Religion
Ante la fiesta de Cristo Rey
Es fundamental y urgente un compromiso común en poner a la persona humana y su dignidad inviolable en el corazón de las instituciones, leyes y actuaciones de la sociedad
En la semana en que celebramos la fiesta de Cristo Rey, y en medio de tiempos nada fáciles, renovamos y proclamamos aquella confesión de fe y esperanza con que murieron asesinados muchos mártires de tiempos recientes en Méjico o en España dando su vida en amor y perdón, pidiendo a Dios que venga a nosotros su reino de amor, paz, verdad, libertad y salvación. Al reconocer a Jesucristo «Rey y Señor», como los antiguos cristianos, aspiramos a un mundo más humano gracias a su divina y universal Presencia, que es amor y misericordia, verdad y paz.
Hago mío, a este propósito enteramente, el lúcido y certero pensamiento del Papa Benedicto XVI que expresó ante la Asamblea general de las Naciones Unidas en abril de 2008; decía: «Cuando se está ante nuevos e insistentes desafíos, es un error retroceder hacia un planteamiento pragmático, limitado a determinar un ‘terreno común’ minimalista en los contenidos y débil en su efectividad». No bastan, cierto, planteamientos pragmáticos de muy cortas miras y carentes de horizontes, sobran estériles pragmatismos: la persona humana y su dignidad, base del bien común asentado en el reconocimiento real efectivo de los derechos humanos universales, son el fundamento que hemos de contemplar y poner en toda su consistencia, si queremos hallar el camino sanante y constructivo a seguir. Es fundamental y urgente un compromiso común en poner a la persona humana y su dignidad inviolable en el corazón de las instituciones, leyes y actuaciones de la sociedad, y de considerar la persona humana y el bien común, su verdad esencial, la verdad en sí misma que nos hace libres, para el mundo de la cultura, de la religión de la ciencia, de la política, de las relaciones humanas... Sobre esta base, amplia base, cuyo ámbito no se puede restringir, y sin ceder a una concepción relativista ni ideológica, habría que caminar y edificar para alcanzar y gozar de un futuro nuevo y esperanzador, una cultura y una civilización nuevas, que entre todos hemos de configurar, en diálogo y encuentro, sin imposiciones.
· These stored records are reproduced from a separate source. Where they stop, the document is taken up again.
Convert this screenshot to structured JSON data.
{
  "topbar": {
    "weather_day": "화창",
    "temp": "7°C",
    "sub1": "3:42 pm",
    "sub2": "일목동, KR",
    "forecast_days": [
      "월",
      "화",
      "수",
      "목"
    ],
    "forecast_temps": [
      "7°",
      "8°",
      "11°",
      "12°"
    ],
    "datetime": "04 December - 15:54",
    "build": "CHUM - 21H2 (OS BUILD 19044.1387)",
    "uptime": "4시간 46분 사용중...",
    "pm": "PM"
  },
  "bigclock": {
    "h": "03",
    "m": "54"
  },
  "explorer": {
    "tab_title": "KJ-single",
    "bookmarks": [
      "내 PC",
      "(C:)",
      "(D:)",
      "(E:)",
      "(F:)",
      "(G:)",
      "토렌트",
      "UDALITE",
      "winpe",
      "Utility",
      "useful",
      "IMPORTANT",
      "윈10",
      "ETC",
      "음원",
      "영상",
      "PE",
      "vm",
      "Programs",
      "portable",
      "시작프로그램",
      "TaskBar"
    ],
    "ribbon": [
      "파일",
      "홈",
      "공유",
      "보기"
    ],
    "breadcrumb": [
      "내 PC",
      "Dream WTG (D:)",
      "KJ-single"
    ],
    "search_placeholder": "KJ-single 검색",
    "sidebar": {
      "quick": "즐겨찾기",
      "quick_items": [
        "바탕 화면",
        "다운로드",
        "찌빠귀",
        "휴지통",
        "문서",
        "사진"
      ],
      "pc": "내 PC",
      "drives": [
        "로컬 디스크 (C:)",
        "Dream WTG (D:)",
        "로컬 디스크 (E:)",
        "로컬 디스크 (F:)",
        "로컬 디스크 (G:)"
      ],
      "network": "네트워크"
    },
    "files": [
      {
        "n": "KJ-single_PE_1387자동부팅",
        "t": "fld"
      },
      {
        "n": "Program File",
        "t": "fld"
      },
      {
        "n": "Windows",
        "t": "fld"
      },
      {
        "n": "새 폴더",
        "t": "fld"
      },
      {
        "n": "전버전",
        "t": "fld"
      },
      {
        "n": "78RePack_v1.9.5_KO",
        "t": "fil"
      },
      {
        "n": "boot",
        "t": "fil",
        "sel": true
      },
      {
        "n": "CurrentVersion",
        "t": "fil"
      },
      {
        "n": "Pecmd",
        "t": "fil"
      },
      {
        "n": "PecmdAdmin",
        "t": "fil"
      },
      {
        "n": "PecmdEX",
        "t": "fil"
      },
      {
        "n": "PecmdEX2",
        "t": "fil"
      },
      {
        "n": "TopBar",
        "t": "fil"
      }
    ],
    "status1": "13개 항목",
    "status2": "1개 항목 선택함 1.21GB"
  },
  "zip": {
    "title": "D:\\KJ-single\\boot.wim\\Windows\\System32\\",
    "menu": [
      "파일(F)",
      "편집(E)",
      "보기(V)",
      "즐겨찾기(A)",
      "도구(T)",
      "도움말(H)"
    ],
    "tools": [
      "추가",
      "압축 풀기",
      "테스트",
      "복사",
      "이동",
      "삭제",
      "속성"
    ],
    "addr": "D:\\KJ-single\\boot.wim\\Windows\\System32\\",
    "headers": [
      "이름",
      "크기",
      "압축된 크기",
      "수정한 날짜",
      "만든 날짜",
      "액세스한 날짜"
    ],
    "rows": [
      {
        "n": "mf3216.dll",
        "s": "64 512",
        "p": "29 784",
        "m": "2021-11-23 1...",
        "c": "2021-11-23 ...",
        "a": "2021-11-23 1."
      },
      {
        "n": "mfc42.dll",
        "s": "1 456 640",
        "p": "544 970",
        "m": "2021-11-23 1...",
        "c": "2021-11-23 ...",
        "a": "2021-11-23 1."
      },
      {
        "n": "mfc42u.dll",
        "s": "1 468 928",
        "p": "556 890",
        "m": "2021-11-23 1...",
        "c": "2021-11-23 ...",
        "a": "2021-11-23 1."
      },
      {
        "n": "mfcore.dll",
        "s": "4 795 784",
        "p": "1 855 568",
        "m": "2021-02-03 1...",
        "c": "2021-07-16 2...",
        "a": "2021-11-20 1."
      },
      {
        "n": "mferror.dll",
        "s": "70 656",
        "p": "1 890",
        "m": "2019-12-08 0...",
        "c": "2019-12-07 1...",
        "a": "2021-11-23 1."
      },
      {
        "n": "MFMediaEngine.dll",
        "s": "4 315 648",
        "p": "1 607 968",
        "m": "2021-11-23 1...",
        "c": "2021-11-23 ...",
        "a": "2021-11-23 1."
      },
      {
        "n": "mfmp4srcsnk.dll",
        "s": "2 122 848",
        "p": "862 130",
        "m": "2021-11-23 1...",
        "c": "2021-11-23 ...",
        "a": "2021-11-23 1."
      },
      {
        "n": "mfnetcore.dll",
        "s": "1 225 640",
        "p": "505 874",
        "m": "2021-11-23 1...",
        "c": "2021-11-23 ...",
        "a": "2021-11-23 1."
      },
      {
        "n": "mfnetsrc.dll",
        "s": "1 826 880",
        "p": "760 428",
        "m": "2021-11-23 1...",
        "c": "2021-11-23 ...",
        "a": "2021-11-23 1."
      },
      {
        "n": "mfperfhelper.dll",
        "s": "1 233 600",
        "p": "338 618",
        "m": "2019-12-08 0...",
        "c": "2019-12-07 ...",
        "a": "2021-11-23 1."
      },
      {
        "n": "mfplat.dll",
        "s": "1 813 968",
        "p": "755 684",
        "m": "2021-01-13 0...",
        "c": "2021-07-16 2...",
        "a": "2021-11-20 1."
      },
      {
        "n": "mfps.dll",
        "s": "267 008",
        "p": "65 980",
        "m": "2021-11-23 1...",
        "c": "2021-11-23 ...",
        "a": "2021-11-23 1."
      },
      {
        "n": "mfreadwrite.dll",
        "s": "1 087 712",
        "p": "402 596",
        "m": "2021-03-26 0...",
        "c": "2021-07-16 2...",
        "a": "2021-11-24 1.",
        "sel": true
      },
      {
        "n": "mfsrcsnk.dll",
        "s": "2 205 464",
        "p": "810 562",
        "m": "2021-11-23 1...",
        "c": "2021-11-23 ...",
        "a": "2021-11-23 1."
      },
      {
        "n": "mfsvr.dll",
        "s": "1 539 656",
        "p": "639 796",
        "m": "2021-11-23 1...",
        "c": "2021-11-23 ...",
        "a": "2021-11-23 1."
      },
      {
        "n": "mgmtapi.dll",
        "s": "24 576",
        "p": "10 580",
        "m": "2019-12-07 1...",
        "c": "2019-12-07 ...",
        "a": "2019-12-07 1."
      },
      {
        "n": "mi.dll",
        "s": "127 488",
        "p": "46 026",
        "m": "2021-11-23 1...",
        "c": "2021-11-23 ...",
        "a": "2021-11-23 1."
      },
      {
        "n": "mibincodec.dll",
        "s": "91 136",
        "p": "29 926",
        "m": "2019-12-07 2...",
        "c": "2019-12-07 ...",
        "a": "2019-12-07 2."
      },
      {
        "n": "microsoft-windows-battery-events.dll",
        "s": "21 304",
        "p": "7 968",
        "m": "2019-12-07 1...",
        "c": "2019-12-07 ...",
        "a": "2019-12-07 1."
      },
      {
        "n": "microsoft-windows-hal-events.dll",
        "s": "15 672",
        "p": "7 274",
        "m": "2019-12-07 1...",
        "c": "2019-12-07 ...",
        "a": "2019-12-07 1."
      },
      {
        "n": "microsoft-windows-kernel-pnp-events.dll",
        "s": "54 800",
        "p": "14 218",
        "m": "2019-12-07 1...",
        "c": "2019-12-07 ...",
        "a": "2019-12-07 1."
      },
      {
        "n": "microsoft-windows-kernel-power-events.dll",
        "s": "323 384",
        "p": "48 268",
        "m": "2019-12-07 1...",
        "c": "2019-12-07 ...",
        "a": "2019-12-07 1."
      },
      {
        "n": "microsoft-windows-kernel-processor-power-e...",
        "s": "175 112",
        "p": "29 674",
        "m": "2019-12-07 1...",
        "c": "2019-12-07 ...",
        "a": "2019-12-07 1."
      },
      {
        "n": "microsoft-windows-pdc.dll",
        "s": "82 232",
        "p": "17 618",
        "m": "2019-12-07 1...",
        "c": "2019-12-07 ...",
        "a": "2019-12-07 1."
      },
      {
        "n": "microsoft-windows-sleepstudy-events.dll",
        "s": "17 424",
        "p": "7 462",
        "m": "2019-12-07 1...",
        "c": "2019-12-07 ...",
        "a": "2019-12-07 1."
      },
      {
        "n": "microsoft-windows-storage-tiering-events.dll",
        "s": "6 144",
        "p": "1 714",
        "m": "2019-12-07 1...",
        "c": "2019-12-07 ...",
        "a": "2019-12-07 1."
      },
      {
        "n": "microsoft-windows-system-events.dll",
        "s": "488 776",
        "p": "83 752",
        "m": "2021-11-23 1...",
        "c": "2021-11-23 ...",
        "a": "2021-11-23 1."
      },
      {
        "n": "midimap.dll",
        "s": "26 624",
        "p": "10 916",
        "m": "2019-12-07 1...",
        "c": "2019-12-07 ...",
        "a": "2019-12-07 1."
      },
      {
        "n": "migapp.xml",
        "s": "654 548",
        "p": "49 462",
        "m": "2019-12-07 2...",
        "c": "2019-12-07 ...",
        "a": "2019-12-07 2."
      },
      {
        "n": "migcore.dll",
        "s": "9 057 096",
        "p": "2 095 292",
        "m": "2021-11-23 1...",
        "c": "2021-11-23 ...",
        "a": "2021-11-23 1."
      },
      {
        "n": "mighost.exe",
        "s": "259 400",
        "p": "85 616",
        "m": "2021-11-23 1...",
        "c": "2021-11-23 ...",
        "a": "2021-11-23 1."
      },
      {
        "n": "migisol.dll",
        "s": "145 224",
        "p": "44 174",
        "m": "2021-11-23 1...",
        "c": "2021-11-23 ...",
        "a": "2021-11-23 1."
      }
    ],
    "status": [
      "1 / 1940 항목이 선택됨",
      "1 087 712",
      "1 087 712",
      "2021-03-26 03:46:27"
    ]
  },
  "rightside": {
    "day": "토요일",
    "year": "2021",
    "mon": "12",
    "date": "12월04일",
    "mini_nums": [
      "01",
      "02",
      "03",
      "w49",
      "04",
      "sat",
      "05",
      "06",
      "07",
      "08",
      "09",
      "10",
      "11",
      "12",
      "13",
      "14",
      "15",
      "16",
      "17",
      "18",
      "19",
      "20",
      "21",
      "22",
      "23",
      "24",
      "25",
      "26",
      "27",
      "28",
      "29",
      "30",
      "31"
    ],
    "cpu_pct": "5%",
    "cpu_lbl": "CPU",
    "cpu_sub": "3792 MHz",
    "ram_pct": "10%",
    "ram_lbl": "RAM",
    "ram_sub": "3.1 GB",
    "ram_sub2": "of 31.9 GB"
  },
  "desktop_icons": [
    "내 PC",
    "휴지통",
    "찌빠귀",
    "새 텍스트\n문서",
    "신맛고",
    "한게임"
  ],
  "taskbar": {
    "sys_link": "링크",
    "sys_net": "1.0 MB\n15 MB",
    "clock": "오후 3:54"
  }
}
La vasta variedad de opiniones y puntos de vista no puede ni debe oscurecer el valor común y universal de la persona humana y su dignidad, y el valor del bien común inseparable del bien de la persona, que es la gran dirección que la comunidad humana, y la nuestra en España, ha de seguir: lo que es capaz de aunarnos a todos y sanar la patología que gravemente nos tiene atrapados y postrados, a derechas e izquierdas, y centro. Sin olvidar nunca que esto entraña la necesaria referencia a los derechos humanos que son universales, como también lo es la persona humana, sujeto de estos derechos. Son muchas y muy sutiles las formas de obviar, dificultar o impedir la realización de estos derechos y la persona humana que la cultura dominante y los poderes imperantes tienen, pero que no son la última ni vencedora palabra y que, por lo demás, estamos llamados a cambiar y transformar.
Entre todos es necesario y posible hacer lo que es posible y necesario: proteger y defender la dignidad de la persona humana, y no verse atrapados por la satisfacción de meros intereses, con frecuencia particulares e ideológicos. Es necesario una sociedad del «bien ser», que se edifique sobre ese «bien ser»: lo bueno, lo verdadero, lo bello, una sociedad hecha de hombres nuevos con la consistencia que le da su ser más propio. Esto exige un esfuerzo común educativo y la adopción de medidas sociales concretas y de estrategias mancomunadas pertinentes que posibiliten y garanticen el logro de tal protección y defensa de la persona humana, de su verdad y dignidad. Los proyectos educativos que se anuncian en España no van en la dirección adecuada y es preciso no sólo cambiarlos sino ofrecer, o buscar otros, entre todos y en fidelidad a la verdad que nos hace libres. A la Iglesia, a los que somos Iglesia, nos corresponde evangelizar, que no es proselitismo, sino proclamación de la verdad que nos hace libres y hermanos.